The Young Bucks vs. FTR was the match fans had been waiting to see for four years, and while Meltzer already proclaimed it, “one of the best tag matches ever” I’m not going to go that far. Still, it was a stellar match that built well and there was an atmosphere of importance around it, which is rare for matches in the modern era. Too often, matches are presented as just gears of the wheel of a machine and can sometimes be interchangeable on the card. This had the environment a “special event” and the psychology and the pacing added to it. I’d expect rematches in the next few months, which is fine because this is quality wrestling. I hope The Bucks/FTR becomes a series of great tag matches, similar to some of the peak eras of tag team wrestling of the past. The Bucks winning made sense since some of their tenure in AEW so far was slightly underwhelming before this pay-per-view.
I’ve said several times before that I understand that the cinematic type of wrestling has a cult following, but it just isn’t my cup of tea. (Well, an energy drink as I’m enjoying an Amp to power me through this review) However, outside of that, I thought the Elite Deletion was too long and ultimately wasn’t really anything other than what was seen on Impact 3-4 years ago. In short, the Hardy compound has run its course and regardless of being a different organization, this came across as a retread. Hardy still has gas in the tank, though so it will be interesting to see his next storyline in AEW.
Chris Jericho vs.

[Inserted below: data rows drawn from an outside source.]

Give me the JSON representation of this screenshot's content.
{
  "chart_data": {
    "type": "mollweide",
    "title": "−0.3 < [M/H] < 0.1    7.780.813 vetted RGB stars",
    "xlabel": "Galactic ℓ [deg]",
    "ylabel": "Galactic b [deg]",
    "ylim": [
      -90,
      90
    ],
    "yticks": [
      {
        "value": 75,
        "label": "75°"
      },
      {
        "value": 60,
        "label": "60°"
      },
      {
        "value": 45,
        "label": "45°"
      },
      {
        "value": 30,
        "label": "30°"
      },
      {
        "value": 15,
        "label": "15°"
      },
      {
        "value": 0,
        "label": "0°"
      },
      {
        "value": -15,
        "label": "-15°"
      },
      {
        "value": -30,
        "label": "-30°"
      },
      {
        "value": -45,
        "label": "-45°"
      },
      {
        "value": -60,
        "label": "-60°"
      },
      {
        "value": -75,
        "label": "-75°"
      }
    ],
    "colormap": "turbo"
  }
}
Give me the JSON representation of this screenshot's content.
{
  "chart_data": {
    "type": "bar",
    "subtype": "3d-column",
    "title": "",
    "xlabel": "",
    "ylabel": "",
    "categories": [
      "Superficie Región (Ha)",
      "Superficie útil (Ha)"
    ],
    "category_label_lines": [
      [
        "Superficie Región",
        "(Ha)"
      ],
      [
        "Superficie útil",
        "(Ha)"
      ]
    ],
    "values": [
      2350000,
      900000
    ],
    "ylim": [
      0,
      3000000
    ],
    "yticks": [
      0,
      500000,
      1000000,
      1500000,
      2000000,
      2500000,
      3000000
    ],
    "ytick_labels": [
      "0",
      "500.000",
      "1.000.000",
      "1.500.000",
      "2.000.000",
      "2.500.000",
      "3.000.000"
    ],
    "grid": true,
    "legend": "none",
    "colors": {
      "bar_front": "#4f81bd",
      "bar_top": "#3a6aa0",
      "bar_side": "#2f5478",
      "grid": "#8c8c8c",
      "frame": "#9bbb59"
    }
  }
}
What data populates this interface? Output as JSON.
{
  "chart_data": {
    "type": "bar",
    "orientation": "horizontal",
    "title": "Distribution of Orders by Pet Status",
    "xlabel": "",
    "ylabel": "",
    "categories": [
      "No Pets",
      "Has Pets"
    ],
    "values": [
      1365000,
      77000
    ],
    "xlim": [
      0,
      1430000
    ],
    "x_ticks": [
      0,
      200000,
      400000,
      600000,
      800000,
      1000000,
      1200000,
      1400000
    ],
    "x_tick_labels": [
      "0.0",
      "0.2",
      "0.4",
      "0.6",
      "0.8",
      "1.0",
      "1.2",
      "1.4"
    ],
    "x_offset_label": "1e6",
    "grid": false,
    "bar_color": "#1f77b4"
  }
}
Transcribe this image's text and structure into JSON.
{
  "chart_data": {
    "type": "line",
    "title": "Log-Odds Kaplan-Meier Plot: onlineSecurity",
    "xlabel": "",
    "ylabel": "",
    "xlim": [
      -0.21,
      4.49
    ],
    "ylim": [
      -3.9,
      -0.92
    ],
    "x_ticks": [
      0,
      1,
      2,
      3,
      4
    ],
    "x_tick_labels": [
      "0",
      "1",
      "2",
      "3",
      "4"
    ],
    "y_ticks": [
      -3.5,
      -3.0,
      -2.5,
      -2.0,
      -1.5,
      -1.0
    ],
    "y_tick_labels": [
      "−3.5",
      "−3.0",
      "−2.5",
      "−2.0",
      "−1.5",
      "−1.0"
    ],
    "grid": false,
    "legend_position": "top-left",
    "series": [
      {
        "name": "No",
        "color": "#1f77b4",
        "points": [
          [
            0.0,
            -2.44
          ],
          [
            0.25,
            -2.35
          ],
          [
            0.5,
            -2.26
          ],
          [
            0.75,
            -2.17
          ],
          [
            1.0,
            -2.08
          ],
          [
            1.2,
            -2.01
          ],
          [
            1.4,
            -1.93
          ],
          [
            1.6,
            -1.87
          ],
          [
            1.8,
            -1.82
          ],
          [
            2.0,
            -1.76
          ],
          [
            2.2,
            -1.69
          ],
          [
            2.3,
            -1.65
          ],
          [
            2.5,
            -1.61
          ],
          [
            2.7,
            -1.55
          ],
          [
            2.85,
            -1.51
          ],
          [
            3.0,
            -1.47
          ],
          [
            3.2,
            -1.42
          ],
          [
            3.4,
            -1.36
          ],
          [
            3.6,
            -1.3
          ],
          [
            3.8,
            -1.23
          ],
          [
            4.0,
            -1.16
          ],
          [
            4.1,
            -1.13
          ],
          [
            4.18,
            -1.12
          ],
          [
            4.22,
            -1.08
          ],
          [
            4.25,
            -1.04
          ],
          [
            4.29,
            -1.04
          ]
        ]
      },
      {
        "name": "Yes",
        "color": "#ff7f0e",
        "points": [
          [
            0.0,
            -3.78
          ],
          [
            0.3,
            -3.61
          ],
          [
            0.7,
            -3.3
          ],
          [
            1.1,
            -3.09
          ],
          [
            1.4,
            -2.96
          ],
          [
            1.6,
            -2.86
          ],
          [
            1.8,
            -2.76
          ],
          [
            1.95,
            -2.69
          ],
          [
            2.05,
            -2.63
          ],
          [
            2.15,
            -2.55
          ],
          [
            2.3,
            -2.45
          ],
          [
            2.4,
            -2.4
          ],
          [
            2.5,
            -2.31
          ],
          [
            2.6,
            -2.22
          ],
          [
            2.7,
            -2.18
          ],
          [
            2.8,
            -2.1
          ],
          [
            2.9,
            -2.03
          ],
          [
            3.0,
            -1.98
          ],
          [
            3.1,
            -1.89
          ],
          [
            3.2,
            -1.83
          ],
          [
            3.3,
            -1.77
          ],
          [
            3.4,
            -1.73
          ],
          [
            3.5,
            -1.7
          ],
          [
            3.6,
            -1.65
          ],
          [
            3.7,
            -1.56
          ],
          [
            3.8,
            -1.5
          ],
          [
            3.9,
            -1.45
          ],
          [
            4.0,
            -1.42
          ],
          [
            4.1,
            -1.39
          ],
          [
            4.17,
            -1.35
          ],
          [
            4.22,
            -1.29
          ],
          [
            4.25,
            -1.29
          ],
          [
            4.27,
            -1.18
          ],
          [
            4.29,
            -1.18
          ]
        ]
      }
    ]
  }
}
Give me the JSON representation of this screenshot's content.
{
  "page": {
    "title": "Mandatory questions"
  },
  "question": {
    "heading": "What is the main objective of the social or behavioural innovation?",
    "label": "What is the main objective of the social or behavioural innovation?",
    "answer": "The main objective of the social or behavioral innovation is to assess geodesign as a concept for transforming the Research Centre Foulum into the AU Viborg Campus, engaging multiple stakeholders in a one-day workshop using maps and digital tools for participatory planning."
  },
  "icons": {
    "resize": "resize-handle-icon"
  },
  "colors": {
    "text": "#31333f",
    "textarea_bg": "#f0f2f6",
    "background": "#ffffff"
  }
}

MJF was better than I thought it was going to be, and I’m still guessing this will ultimately lead to the Inner Circle turning on Jericho to make MJF the new leader. Jericho is already cheered and that scenario gives MJF a boost so it would be a logical path for the storyline.
The main event was a brutal fight that resembled something from more of an old school period of the business. As I mentioned in the previous article, Kingston hasn’t been on the roster long enough for the company to book him as the first non-WWE performer to win the AEW championship, but I think this entire storyline proves that he undoubtedly has the ability to be the world champion at some point in the future. It can’t be understated how important it is that Kingston has the ability to emotionally connect with the audience because that is what draws money. The fans can identify with him and he has a sense of authenticity that very few in the business can bring to that table. This isn’t meant as a jab, but who on the WWE roster has the believably of Eddie Kingston? The corporate machine is so well-produced and packaged that they don’t have a performer as gritty or as authentic in their system. WWE markets itself more as the athletics that portray superstars in sports entertainment. Kingston doesn’t have to play a role, he takes his persona and amplifies it for pro wrestling. WWE is absolutely successful with that they do and their financial reports prove it. I’ve said it before and I will say it again, success for AEW is profitability, not necessarily competition with WWE. The TNT extension allowed them to be a profitable venture, and part of the reason is that they aren’t trying to present the company as another WWE type of project. Performers like Eddie Kingston, Omega, Pentagon, Rey Fenix etc. are why AEW is an alternative in the industry.